In Ellisen’s view, Myriad’s patents apply solely in terms of inherited risk—not treatment. Furthermore, broad assays that sequence hundreds of genes, including BRCA, to guide treatment might not be addressed by the company’s intellectual property, he asserts.
Chambers responds that Myriad doesn’t distinguish between whether the test is used for assessing risk or for clinical decision making. Either way the costs of its analyses are justified, she says, by the quality of Myriad’s results and the speed of its analytical turnaround. —Charles Schmidt
In the United States, Myriad’s BRCA patents hang in the balance following a March 20 decision by the Supreme Court in the case of Mayo Collaborative v. Prometheus Laboratories. In that suit, the court ruled that correlations between drug dosage and metabolite levels in the body comprise a “law of nature” that can’t be claimed as intellectual property.

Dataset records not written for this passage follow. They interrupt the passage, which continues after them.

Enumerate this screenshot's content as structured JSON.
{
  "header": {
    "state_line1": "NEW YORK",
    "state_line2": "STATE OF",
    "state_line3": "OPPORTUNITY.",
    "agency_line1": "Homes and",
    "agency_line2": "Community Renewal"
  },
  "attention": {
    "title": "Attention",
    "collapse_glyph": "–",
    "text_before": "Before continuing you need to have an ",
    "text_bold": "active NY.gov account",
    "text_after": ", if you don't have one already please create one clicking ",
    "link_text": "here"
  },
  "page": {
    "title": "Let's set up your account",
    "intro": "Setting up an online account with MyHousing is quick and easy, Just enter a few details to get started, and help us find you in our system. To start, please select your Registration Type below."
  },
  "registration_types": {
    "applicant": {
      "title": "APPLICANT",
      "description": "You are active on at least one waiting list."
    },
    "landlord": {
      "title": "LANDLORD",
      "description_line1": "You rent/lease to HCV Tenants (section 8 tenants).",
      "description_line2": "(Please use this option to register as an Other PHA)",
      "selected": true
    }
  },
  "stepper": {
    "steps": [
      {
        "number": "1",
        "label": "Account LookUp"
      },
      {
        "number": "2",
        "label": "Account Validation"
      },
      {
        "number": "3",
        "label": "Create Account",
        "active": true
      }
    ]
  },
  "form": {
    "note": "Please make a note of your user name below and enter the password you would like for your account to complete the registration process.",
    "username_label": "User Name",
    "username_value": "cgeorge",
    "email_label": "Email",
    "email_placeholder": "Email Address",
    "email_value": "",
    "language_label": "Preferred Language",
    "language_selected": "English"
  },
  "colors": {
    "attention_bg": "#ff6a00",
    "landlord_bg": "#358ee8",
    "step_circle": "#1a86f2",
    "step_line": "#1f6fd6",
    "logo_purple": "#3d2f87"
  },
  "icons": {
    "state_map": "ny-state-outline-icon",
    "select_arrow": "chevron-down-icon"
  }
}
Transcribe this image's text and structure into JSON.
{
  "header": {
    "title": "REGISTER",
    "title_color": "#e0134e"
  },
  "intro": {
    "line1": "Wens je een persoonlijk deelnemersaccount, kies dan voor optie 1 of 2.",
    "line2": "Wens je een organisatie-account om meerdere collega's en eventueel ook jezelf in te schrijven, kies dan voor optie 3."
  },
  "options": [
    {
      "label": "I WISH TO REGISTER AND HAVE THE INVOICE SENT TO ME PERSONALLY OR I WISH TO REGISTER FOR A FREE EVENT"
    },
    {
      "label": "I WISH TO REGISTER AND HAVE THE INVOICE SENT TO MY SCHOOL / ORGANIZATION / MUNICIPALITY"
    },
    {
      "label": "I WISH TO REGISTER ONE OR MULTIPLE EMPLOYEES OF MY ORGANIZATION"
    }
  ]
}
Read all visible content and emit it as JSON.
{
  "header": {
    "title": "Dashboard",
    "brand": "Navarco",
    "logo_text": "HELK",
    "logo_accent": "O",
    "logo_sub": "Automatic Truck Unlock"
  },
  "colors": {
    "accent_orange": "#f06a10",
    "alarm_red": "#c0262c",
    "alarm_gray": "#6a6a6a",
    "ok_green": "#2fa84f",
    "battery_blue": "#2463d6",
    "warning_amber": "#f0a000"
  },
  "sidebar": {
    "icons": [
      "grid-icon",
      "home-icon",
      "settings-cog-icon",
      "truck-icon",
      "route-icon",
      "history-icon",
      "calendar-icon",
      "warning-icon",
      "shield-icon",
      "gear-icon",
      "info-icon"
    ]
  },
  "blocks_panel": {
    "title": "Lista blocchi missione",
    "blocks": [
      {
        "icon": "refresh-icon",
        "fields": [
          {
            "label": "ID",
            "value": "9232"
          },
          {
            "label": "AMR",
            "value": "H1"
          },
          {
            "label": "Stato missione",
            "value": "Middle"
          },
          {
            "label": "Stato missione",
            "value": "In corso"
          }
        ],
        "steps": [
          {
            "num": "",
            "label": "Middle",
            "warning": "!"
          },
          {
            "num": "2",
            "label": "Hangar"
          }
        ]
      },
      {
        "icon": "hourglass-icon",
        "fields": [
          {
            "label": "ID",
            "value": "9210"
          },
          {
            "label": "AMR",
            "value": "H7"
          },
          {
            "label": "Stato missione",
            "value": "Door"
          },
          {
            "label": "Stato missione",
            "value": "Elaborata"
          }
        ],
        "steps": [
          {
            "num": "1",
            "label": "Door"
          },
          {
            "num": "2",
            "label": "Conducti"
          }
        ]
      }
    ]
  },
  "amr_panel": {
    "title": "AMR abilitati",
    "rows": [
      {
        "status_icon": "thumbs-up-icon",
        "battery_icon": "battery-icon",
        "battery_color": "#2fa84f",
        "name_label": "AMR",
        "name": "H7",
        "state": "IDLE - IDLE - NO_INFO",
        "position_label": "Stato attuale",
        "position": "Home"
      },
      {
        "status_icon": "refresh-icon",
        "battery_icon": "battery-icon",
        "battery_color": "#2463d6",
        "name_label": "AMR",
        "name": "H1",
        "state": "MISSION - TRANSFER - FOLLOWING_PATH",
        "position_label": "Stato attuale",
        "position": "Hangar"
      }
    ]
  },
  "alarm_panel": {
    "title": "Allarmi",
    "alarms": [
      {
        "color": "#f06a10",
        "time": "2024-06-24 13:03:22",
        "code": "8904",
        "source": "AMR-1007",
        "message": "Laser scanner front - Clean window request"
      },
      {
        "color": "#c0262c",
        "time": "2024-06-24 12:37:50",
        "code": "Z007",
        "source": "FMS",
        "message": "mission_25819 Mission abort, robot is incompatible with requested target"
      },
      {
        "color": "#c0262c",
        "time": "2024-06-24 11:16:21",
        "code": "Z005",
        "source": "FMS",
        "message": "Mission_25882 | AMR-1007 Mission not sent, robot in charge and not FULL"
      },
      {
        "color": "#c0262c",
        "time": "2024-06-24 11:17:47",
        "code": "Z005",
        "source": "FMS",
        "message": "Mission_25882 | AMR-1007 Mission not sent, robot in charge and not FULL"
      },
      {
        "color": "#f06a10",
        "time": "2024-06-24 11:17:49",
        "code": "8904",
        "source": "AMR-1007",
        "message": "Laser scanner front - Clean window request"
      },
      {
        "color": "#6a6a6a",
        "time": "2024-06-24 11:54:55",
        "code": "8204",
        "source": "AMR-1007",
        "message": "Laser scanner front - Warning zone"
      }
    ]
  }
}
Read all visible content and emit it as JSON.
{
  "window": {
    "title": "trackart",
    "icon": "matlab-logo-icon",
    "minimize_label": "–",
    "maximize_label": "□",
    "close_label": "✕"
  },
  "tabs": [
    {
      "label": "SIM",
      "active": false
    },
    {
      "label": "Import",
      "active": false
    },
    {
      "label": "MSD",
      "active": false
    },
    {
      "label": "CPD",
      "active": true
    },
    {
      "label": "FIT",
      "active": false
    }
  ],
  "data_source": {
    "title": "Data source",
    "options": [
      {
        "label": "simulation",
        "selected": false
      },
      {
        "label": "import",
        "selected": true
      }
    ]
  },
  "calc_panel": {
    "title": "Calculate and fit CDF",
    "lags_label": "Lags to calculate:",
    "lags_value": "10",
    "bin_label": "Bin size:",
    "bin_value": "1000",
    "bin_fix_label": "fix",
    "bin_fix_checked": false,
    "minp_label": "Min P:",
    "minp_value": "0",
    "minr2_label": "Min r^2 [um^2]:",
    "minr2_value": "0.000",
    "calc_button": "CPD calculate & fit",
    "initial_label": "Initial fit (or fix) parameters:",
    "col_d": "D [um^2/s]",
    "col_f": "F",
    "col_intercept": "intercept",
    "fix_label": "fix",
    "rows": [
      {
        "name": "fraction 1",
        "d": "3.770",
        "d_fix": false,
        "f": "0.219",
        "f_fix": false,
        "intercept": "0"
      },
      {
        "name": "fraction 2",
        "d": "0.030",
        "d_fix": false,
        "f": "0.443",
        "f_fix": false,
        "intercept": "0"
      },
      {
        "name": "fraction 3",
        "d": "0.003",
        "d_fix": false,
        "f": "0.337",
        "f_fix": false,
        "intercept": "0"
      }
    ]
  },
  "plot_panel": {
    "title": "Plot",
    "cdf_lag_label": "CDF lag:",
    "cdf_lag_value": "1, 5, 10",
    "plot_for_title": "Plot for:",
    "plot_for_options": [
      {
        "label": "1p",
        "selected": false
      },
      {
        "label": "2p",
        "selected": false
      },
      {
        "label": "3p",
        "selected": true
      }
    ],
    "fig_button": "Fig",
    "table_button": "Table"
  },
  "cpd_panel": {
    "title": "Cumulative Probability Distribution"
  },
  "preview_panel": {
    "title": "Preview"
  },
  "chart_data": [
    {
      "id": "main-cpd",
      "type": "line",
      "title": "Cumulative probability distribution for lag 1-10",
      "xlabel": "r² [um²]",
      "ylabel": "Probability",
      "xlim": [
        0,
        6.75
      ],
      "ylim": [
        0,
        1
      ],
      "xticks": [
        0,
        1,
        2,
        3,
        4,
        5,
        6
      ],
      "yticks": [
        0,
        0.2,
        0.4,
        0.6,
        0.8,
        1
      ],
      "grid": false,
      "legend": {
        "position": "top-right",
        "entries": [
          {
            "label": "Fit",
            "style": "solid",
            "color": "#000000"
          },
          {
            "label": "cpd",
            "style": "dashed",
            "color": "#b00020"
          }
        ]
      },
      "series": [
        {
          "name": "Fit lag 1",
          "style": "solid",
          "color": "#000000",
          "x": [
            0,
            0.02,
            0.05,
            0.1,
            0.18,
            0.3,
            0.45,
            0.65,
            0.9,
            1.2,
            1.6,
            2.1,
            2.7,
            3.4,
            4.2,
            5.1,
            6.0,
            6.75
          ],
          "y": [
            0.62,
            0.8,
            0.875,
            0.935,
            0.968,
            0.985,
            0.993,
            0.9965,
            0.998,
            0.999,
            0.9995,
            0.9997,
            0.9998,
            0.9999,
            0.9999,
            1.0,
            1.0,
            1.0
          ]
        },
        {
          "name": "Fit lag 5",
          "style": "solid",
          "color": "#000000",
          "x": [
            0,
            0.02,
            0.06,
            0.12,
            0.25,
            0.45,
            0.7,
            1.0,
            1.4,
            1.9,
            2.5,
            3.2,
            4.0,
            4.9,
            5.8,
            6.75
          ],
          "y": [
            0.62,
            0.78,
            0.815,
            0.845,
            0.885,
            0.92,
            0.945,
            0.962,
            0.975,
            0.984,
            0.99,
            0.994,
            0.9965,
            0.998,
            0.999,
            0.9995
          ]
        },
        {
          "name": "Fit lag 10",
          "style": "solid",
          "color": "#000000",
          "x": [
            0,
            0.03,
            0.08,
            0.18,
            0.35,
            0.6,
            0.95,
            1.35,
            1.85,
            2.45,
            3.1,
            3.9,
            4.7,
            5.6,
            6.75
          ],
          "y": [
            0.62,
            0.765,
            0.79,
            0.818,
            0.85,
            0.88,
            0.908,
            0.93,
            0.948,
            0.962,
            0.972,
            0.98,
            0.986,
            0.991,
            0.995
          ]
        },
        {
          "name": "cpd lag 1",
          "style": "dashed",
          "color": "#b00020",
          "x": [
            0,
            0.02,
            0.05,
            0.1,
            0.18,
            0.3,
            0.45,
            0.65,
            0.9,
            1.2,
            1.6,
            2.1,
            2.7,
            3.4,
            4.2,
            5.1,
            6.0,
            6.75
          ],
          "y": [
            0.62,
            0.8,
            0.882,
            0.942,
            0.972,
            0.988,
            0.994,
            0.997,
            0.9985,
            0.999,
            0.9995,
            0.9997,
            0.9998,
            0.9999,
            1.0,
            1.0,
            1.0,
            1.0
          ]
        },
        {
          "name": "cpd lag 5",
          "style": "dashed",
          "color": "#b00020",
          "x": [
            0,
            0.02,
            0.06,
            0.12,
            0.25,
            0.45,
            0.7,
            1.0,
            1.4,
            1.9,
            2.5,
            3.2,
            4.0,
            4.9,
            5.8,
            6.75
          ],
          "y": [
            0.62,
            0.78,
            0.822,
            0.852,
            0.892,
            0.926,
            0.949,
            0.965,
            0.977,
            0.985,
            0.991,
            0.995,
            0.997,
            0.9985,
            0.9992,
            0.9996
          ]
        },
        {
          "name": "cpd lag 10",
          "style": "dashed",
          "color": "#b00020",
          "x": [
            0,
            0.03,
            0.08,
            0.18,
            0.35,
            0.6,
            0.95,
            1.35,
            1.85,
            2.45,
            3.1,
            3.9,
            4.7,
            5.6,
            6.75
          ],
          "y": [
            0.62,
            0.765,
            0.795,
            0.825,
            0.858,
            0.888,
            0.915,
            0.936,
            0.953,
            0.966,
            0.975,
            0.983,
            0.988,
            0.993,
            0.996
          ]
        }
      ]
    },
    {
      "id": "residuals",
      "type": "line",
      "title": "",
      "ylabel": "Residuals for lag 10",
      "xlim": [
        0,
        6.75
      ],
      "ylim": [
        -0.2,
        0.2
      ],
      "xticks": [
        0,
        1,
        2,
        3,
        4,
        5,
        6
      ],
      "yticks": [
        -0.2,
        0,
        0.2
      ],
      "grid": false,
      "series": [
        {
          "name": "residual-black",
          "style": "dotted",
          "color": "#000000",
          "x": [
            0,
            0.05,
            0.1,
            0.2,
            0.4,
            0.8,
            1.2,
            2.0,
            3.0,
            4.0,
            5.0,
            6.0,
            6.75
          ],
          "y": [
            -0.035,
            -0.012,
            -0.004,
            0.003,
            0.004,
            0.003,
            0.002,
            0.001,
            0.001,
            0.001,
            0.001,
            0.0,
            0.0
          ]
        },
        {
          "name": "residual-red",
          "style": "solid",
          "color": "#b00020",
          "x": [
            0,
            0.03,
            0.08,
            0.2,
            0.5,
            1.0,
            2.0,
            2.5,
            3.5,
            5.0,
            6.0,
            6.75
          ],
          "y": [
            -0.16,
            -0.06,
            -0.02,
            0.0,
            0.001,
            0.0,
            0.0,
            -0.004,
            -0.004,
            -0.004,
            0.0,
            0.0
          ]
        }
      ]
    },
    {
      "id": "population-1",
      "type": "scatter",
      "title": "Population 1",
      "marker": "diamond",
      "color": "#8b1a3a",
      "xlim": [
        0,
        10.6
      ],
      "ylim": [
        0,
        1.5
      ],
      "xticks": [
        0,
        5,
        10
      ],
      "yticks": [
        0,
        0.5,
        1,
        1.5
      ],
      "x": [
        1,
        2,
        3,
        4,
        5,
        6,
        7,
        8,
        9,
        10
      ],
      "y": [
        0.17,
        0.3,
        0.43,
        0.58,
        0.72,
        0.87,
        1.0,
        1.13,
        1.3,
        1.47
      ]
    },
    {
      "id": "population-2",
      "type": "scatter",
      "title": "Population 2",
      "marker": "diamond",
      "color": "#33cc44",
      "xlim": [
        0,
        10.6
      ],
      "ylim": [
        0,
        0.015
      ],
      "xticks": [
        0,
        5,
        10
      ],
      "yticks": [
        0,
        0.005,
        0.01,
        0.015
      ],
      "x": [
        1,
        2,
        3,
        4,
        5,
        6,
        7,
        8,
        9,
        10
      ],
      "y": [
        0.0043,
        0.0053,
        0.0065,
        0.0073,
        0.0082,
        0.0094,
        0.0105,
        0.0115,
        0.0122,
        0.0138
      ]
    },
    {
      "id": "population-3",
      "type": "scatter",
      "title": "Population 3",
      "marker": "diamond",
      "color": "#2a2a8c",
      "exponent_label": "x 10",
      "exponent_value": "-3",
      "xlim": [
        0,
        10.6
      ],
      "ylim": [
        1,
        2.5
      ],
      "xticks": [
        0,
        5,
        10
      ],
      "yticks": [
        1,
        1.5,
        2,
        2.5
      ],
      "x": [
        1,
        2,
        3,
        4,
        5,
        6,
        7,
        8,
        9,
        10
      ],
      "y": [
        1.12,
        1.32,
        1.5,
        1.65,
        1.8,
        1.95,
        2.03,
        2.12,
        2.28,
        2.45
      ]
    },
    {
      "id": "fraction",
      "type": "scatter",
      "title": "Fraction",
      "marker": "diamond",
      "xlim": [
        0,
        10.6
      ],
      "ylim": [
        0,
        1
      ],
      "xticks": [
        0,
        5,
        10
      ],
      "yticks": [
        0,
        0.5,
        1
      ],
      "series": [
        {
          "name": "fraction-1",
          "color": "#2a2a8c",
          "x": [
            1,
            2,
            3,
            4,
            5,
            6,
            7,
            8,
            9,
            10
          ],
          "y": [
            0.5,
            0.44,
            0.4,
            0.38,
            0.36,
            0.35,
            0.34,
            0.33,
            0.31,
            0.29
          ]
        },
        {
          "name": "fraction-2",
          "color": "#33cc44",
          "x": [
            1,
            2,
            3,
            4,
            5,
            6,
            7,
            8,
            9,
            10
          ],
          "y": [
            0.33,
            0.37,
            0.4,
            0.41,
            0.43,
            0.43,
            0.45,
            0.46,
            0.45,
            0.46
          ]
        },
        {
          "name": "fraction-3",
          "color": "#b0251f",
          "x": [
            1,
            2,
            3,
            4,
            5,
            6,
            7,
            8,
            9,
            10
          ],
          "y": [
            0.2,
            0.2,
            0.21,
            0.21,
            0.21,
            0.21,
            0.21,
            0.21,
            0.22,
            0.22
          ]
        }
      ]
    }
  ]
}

Given that finding, the courts must now reassess Myriad’s core legal position that isolated DNA is not a product of nature, because it was discovered through human ingenuity.
The case upon which the Myriad position rests—Association for Molecular Pathology v. Myriad Genetics—had been scheduled for Supreme Court review but now has been sent back to the Court of Appeals for the Federal Circuit.
“You can argue that the cases cover different claims, in that one is a method and the other is a substance,” says Konstantin Linnik, PhD, a partner in the law firm Nutter, McClennen, and Fish in Boston, MA. “The real question is whether isolated DNA is sufficiently distinguishable from what occurs in nature.”
Linnik predicts that the Federal Circuit will uphold its 2011 ruling that isolated DNA is patentable. But he adds there’s no guarantee that the Supreme Court won’t reverse that decision.